9) All nurses ensure that whenever possible, the DNR decision is a subject of explicit discussion between the health care team, patient, and family (or designated surrogate), and that actions taken are in accordance with the patient's wishes.
10) All nurses facilitate and participate in interdisciplinary mechanisms for the resolution of disputes between patients, families, and clinicians’.

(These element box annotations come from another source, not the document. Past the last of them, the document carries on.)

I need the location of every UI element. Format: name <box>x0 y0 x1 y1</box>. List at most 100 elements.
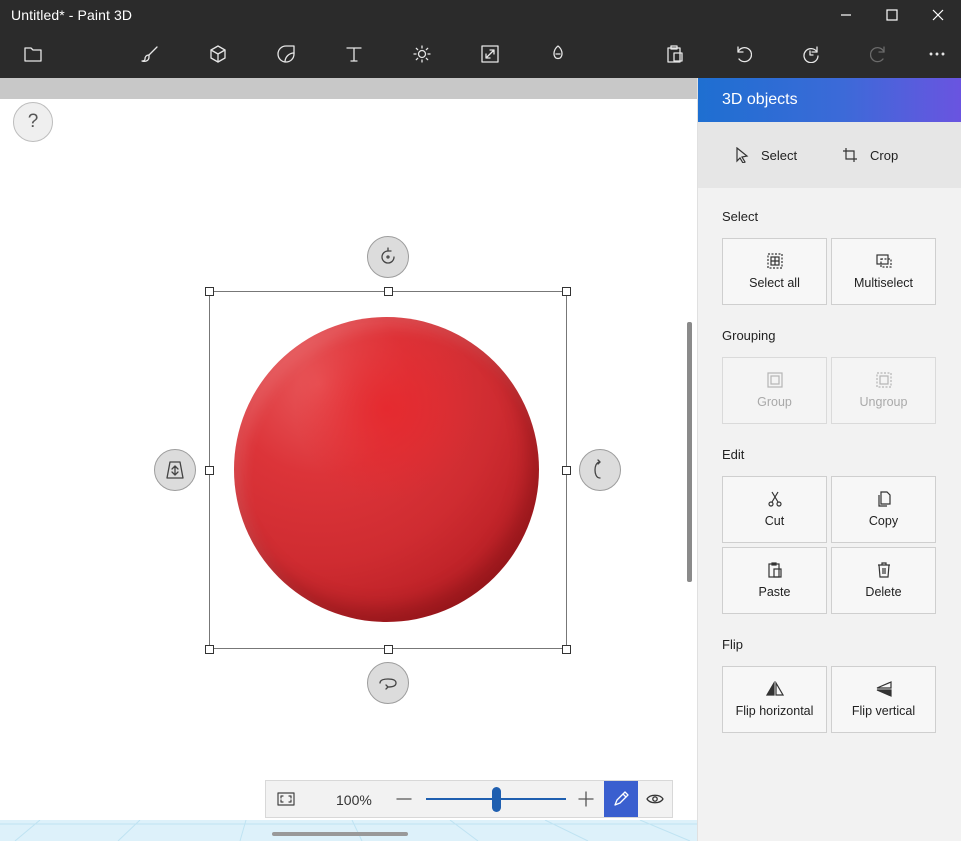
resize-handle-left[interactable] <box>205 466 214 475</box>
cut-label: Cut <box>764 514 785 528</box>
canvas-button[interactable] <box>468 30 512 78</box>
vertical-scrollbar[interactable] <box>687 322 692 582</box>
scissors-icon <box>767 491 782 507</box>
undo-button[interactable] <box>721 30 765 78</box>
brush-icon <box>141 46 158 63</box>
multiselect-label: Multiselect <box>853 276 914 290</box>
minimize-icon <box>841 14 851 16</box>
history-icon <box>803 46 819 63</box>
crop-tool-label: Crop <box>870 147 899 163</box>
help-button[interactable]: ? <box>13 102 53 142</box>
paste-label: Paste <box>758 585 791 599</box>
flip-horizontal-icon <box>765 681 784 696</box>
rotate-x-gizmo[interactable] <box>367 662 409 704</box>
canvas-workspace[interactable]: ? 100% <box>0 78 697 841</box>
panel-header: 3D objects <box>698 78 961 122</box>
undo-icon <box>737 46 752 63</box>
resize-handle-bottom-right[interactable] <box>562 645 571 654</box>
flip-vertical-button[interactable]: Flip vertical <box>831 666 936 733</box>
resize-handle-bottom[interactable] <box>384 645 393 654</box>
cut-button[interactable]: Cut <box>722 476 827 543</box>
main-toolbar <box>0 30 961 78</box>
3d-shapes-button[interactable] <box>196 30 240 78</box>
resize-handle-top-right[interactable] <box>562 287 571 296</box>
edit-mode-button[interactable] <box>604 781 638 817</box>
resize-handle-bottom-left[interactable] <box>205 645 214 654</box>
menu-button[interactable] <box>11 30 55 78</box>
flip-vertical-icon <box>876 681 892 697</box>
resize-icon <box>481 45 499 63</box>
resize-handle-top[interactable] <box>384 287 393 296</box>
ungroup-label: Ungroup <box>859 395 908 409</box>
flip-horizontal-button[interactable]: Flip horizontal <box>722 666 827 733</box>
rotate-icon <box>381 247 395 264</box>
selection-box[interactable] <box>209 291 567 649</box>
maximize-button[interactable] <box>869 0 915 30</box>
flip-vertical-label: Flip vertical <box>851 704 916 718</box>
multiselect-icon <box>875 254 892 268</box>
view-mode-button[interactable] <box>638 781 672 817</box>
rotate-z-gizmo[interactable] <box>367 236 409 278</box>
group-button[interactable]: Group <box>722 357 827 424</box>
stickers-button[interactable] <box>264 30 308 78</box>
resize-handle-right[interactable] <box>562 466 571 475</box>
copy-icon <box>877 491 891 507</box>
close-icon <box>932 9 944 21</box>
more-icon <box>929 52 945 56</box>
section-title-select: Select <box>722 209 759 224</box>
more-button[interactable] <box>915 30 959 78</box>
cursor-icon <box>736 147 749 163</box>
zoom-out-button[interactable] <box>392 783 416 815</box>
ungroup-button[interactable]: Ungroup <box>831 357 936 424</box>
clipboard-icon <box>667 45 683 63</box>
cube-icon <box>210 45 226 63</box>
canvas-top-strip <box>0 78 697 99</box>
delete-button[interactable]: Delete <box>831 547 936 614</box>
group-label: Group <box>757 395 792 409</box>
panel-title: 3D objects <box>722 91 798 108</box>
paste-button[interactable] <box>653 30 697 78</box>
select-tool-label: Select <box>761 147 798 163</box>
plus-icon <box>578 791 594 807</box>
close-button[interactable] <box>915 0 961 30</box>
section-title-grouping: Grouping <box>722 328 776 343</box>
copy-label: Copy <box>868 514 899 528</box>
select-tool-button[interactable]: Select <box>735 142 797 168</box>
zoom-slider-thumb[interactable] <box>491 787 501 812</box>
ungroup-icon <box>875 372 892 388</box>
fit-to-screen-button[interactable] <box>266 781 306 817</box>
pencil-icon <box>614 791 629 806</box>
sun-icon <box>413 45 431 63</box>
minimize-button[interactable] <box>823 0 869 30</box>
select-all-icon <box>766 253 783 269</box>
brushes-button[interactable] <box>128 30 172 78</box>
horizontal-scrollbar[interactable] <box>272 832 408 836</box>
delete-label: Delete <box>865 585 902 599</box>
copy-button[interactable]: Copy <box>831 476 936 543</box>
section-title-edit: Edit <box>722 447 745 462</box>
fit-screen-icon <box>277 792 295 806</box>
3d-library-button[interactable] <box>536 30 580 78</box>
resize-handle-top-left[interactable] <box>205 287 214 296</box>
rotate-x-icon <box>379 678 397 690</box>
crop-icon <box>843 148 857 162</box>
section-title-flip: Flip <box>722 637 743 652</box>
sticker-icon <box>277 45 295 63</box>
depth-gizmo[interactable] <box>154 449 196 491</box>
zoom-bar: 100% <box>265 780 673 818</box>
rotate-y-gizmo[interactable] <box>579 449 621 491</box>
history-button[interactable] <box>789 30 833 78</box>
trash-icon <box>877 562 890 578</box>
redo-button[interactable] <box>857 30 901 78</box>
effects-button[interactable] <box>400 30 444 78</box>
select-all-button[interactable]: Select all <box>722 238 827 305</box>
crop-tool-button[interactable]: Crop <box>842 142 898 168</box>
zoom-in-button[interactable] <box>574 783 598 815</box>
text-button[interactable] <box>332 30 376 78</box>
flip-horizontal-label: Flip horizontal <box>735 704 814 718</box>
window-title: Untitled* - Paint 3D <box>11 7 133 23</box>
paste-panel-button[interactable]: Paste <box>722 547 827 614</box>
maximize-icon <box>886 9 898 21</box>
3d-objects-panel: 3D objects Select Crop Select Select all… <box>697 78 961 841</box>
multiselect-button[interactable]: Multiselect <box>831 238 936 305</box>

11) All nurses actively participate in developing DNR policies within the institutions where they work. Specifically, policies should address, consider, or clarify the following:
A. Guidance to health care professionals who have evidence that a patient does not want CPR attempted but for whom a DNR order has not been written;
B. Required documentation to accompany the DNR order, such as a progress note in the medical record indicating how the decision was made;
C. The role of various health care practitioners in communicating with patients and families about DNR orders;
D. Effective communication of DNR orders when transferring patients within or between facilities;
E. Effective communication of DNR orders among staff that protects against patient stigmatization or confidentiality breaches;
F. Guidance to practitioners on specific circumstances that may require reconsideration of the DNR order (e.g., patients undergoing surgery or invasive procedures);
G. The needs of special populations (e.g., pediatrics and geriatrics).


ANA also supports increased institutional support for nurses requesting family meetings with physicians and other members of the interdisciplinary health care team to address DNR and goals of care.